I never once imagined myself affecting people’s lives in such a positive way. Your comments here and at my advocacy sites remind me that I am making a difference every day. I stumbled in the beginning but in time, I evolved with the role. In a recent post, I touched a bit on how much I have grown into this role and like everything else in my life, I take personally. If I make a decision to take something on, I take it on with the best of ability. In the beginning, as I muddled along as the new advocate for a new arthritis website, I did what I needed to do feel useful and important because RA and fibromyalgia had, in a way, taken that from me. The more I grew into the role, the more I felt a sense of accomplishment – and not the kind you get from achieving a goal, but the kind of accomplishment where you feel like you have touched a life. As time went on, I realized I was good at what I did, and whether it was reaching out to my blog readers or the members of my advocacy sites, I was darn good at it. How about that for tooting my own horn? I had taken something I knew and turned it into something I became an expert at and I am pretty pleased with that.
It is a good thing I became an expert advocator because my biggest test came after my brother was hospitalized. He had cancer and by the time it was discovered, he was too far gone to be saved. I found myself fighting for my brother like I was fighting for my own life. I found myself fighting with insurance companies and medical professionals. I spent many long nights reading up about treatment options and many long days reaching out to experts on the topic. I did everything I could but my brother’s cancer battled ended five days before Christmas and six days before my 35th birthday. It took me awhile to grasp what I had happened and in the beginning, I felt like I had failed him. It took some time but I finally came to terms with this and I realized that I was there when he felt the most alone he had ever felt in his entire life. I stood up for him when he couldn’t stand up for himself. I was his voice when he didn’t have one. I did everything that made him proud to call me his big sister. As I advocate, I advocate in his memory. My brother saw me fight every day for him and I continue to fight for him in the best way that I know how. There are medical bills that need to be paid and other financial business that my brother left behind so my advocating for him hasn’t really ended – it has just taken a different tone. What I know is that my brother relied on me to be his voice and his strength when he didn’t have a voice and his strength ran out and it is something I will continue to do in order to keep his memory alive.
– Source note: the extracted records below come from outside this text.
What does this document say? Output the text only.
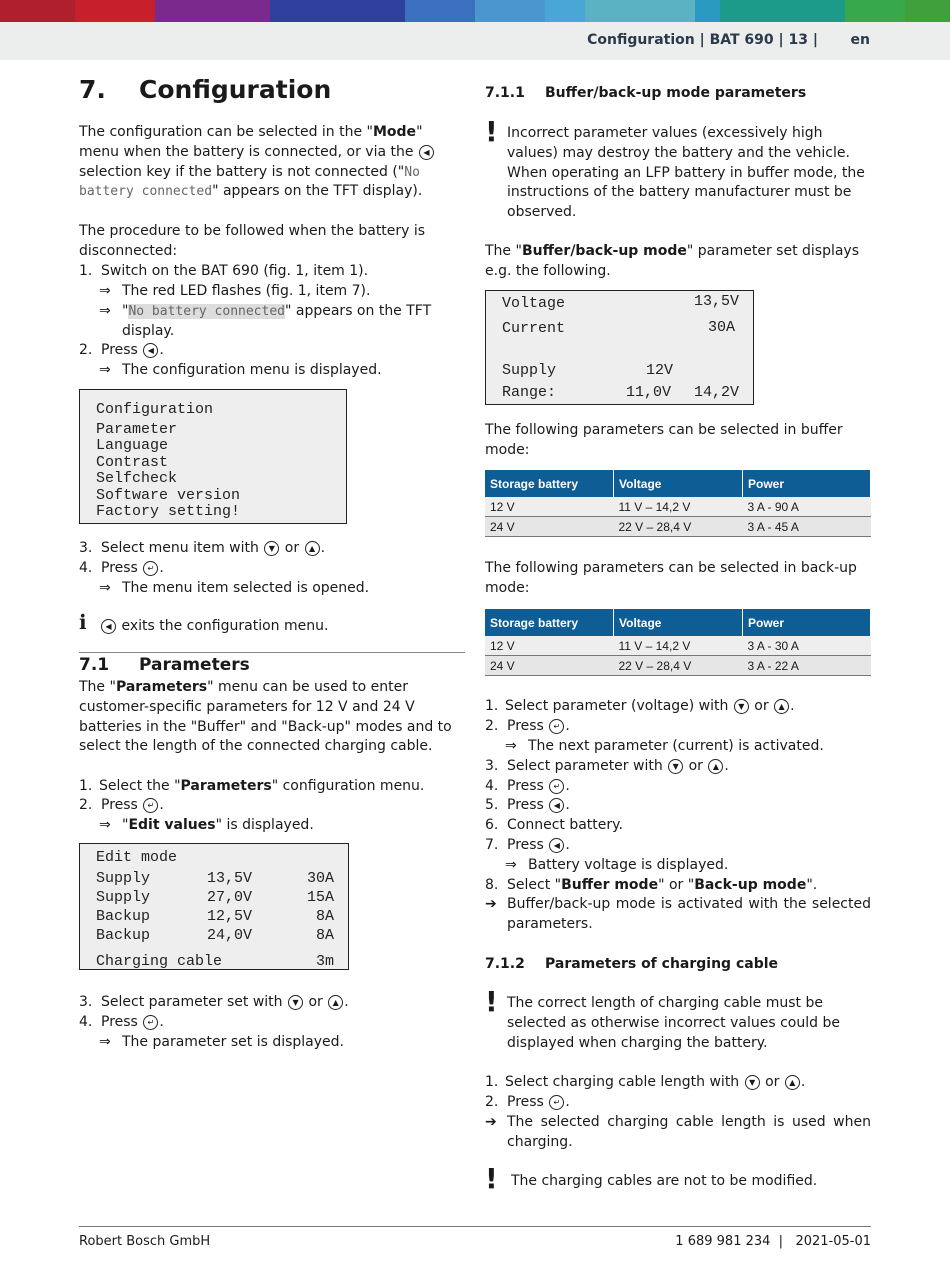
Configuration | BAT 690 | 13 | en
7. Configuration

The configuration can be selected in the "Mode" menu when the battery is connected, or via the ◀ selection key if the battery is not connected ("No battery connected" appears on the TFT display).

The procedure to be followed when the battery is disconnected:

1. Switch on the BAT 690 (fig. 1, item 1).

⇒ The red LED flashes (fig. 1, item 7).

⇒ "No battery connected" appears on the TFT display.

2. Press ◀ .

⇒ The configuration menu is displayed.

Configuration
Parameter
Language
Contrast
Selfcheck
Software version
Factory setting!

3. Select menu item with ▼ or ▲ .

4. Press ↵ .

⇒ The menu item selected is opened.

ℹ	◀ exits the configuration menu.

7.1 Parameters

The "Parameters" menu can be used to enter customer-specific parameters for 12 V and 24 V batteries in the "Buffer" and "Back-up" modes and to select the length of the connected charging cable.

1. Select the "Parameters" configuration menu.

2. Press ↵ .

⇒ "Edit values" is displayed.

Edit mode
Supply	13,5V	30A
Supply	27,0V	15A
Backup	12,5V	8A
Backup	24,0V	8A
Charging cable	3m

3. Select parameter set with ▼ or ▲ .

4. Press ↵ .

⇒ The parameter set is displayed.

7.1.1 Buffer/back-up mode parameters
! Incorrect parameter values (excessively high values) may destroy the battery and the vehicle. When operating an LFP battery in buffer mode, the instructions of the battery manufacturer must be observed.

The "Buffer/back-up mode" parameter set displays e.g. the following.

Voltage	13,5V
Current	30A
Supply	12V
Range:	11,0V 14,2V

The following parameters can be selected in buffer mode:

Storage battery	Voltage	Power
12 V	11 V – 14,2 V	3 A - 90 A
24 V	22 V – 28,4 V	3 A - 45 A

The following parameters can be selected in back-up mode:

Storage battery	Voltage	Power
12 V	11 V – 14,2 V	3 A - 30 A
24 V	22 V – 28,4 V	3 A - 22 A

1. Select parameter (voltage) with ▼ or ▲ .

2. Press ↵ .

⇒ The next parameter (current) is activated.

3. Select parameter with ▼ or ▲ .

4. Press ↵ .

5. Press ◀ .

6. Connect battery.

7. Press ◀ .

⇒ Battery voltage is displayed.

8. Select "Buffer mode" or "Back-up mode".

➔ Buffer/back-up mode is activated with the selected parameters.

7.1.2 Parameters of charging cable
! The correct length of charging cable must be selected as otherwise incorrect values could be displayed when charging the battery.

1. Select charging cable length with ▼ or ▲ .

2. Press ↵ .

➔ The selected charging cable length is used when charging.

! The charging cables are not to be modified.

Robert Bosch GmbH	1 689 981 234  |   2021-05-01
Advocacy has changed my perspective and I see success in emails, voices, and faces of those I have reached. I don’t remember wanting to this role but now that I have it, I like how it feels. I don’t know how my readers perceive me but I don’t see myself as a super advocate or as a superwoman. However, sometimes I think some people in my life think I am made of steel but contrary to that, I am not. I believe in being real and in showing people that your own strength is not something you can always count on and that is okay. Sometimes, you need someone else to be strong for you and there will be times when you will have to be strong for someone else. Strength is something no one has to take on alone.